🤖 AI Summary
This work addresses the poor generalization and transferability of system prompts for large language models (LLMs) across diverse tasks. We propose the first bilevel optimization paradigm for system prompts: an upper-level optimization targeting robust, transferable system prompts, and a lower-level joint adaptation to heterogeneous user prompts. Our method adopts a MAML-style meta-learning framework, enabling zero-shot or few-shot adaptation to unseen tasks via collaborative multi-dataset training and iterative user-prompt refinement. Evaluated on 14 novel test sets spanning five domains, our approach significantly improves cross-domain generalization while drastically reducing the number of user-prompt tuning steps required at inference time. The core contributions are: (i) the formalization of system prompt optimization as a bilevel learning problem, and (ii) the design of a scalable meta-prompt learning framework that jointly optimizes system and user prompts for enhanced task-agnostic adaptability.
📝 Abstract
Large Language Models (LLMs) have shown remarkable capabilities, with optimizing their input prompts playing a pivotal role in maximizing their performance.
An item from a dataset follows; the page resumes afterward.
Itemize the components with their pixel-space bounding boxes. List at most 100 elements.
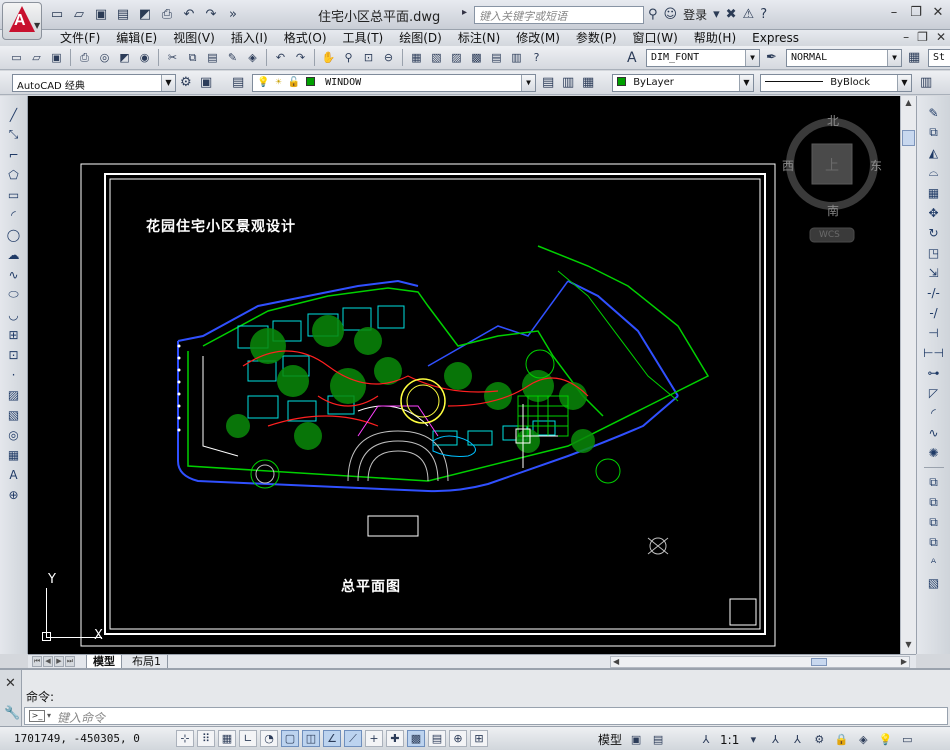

However, while LLM prompts consist of both the task-agnostic system prompts and task-specific user prompts, existing work on prompt optimization has focused on user prompts specific to individual queries or tasks, and largely overlooked the system prompt that is, once optimized, applicable across different tasks and domains. Motivated by this, we introduce the novel problem of bilevel system prompt optimization, whose objective is to design system prompts that are robust to diverse user prompts and transferable to unseen tasks. To tackle this problem, we then propose a meta-learning framework, which meta-learns the system prompt by optimizing it over various user prompts across multiple datasets, while simultaneously updating the user prompts in an iterative manner to ensure synergy between them. We conduct experiments on 14 unseen datasets spanning 5 different domains, on which we show that our approach produces system prompts that generalize effectively to diverse user prompts. Also, our findings reveal that the optimized system prompt enables rapid adaptation even to unseen tasks, requiring fewer optimization steps for test-time user prompts while achieving improved performance.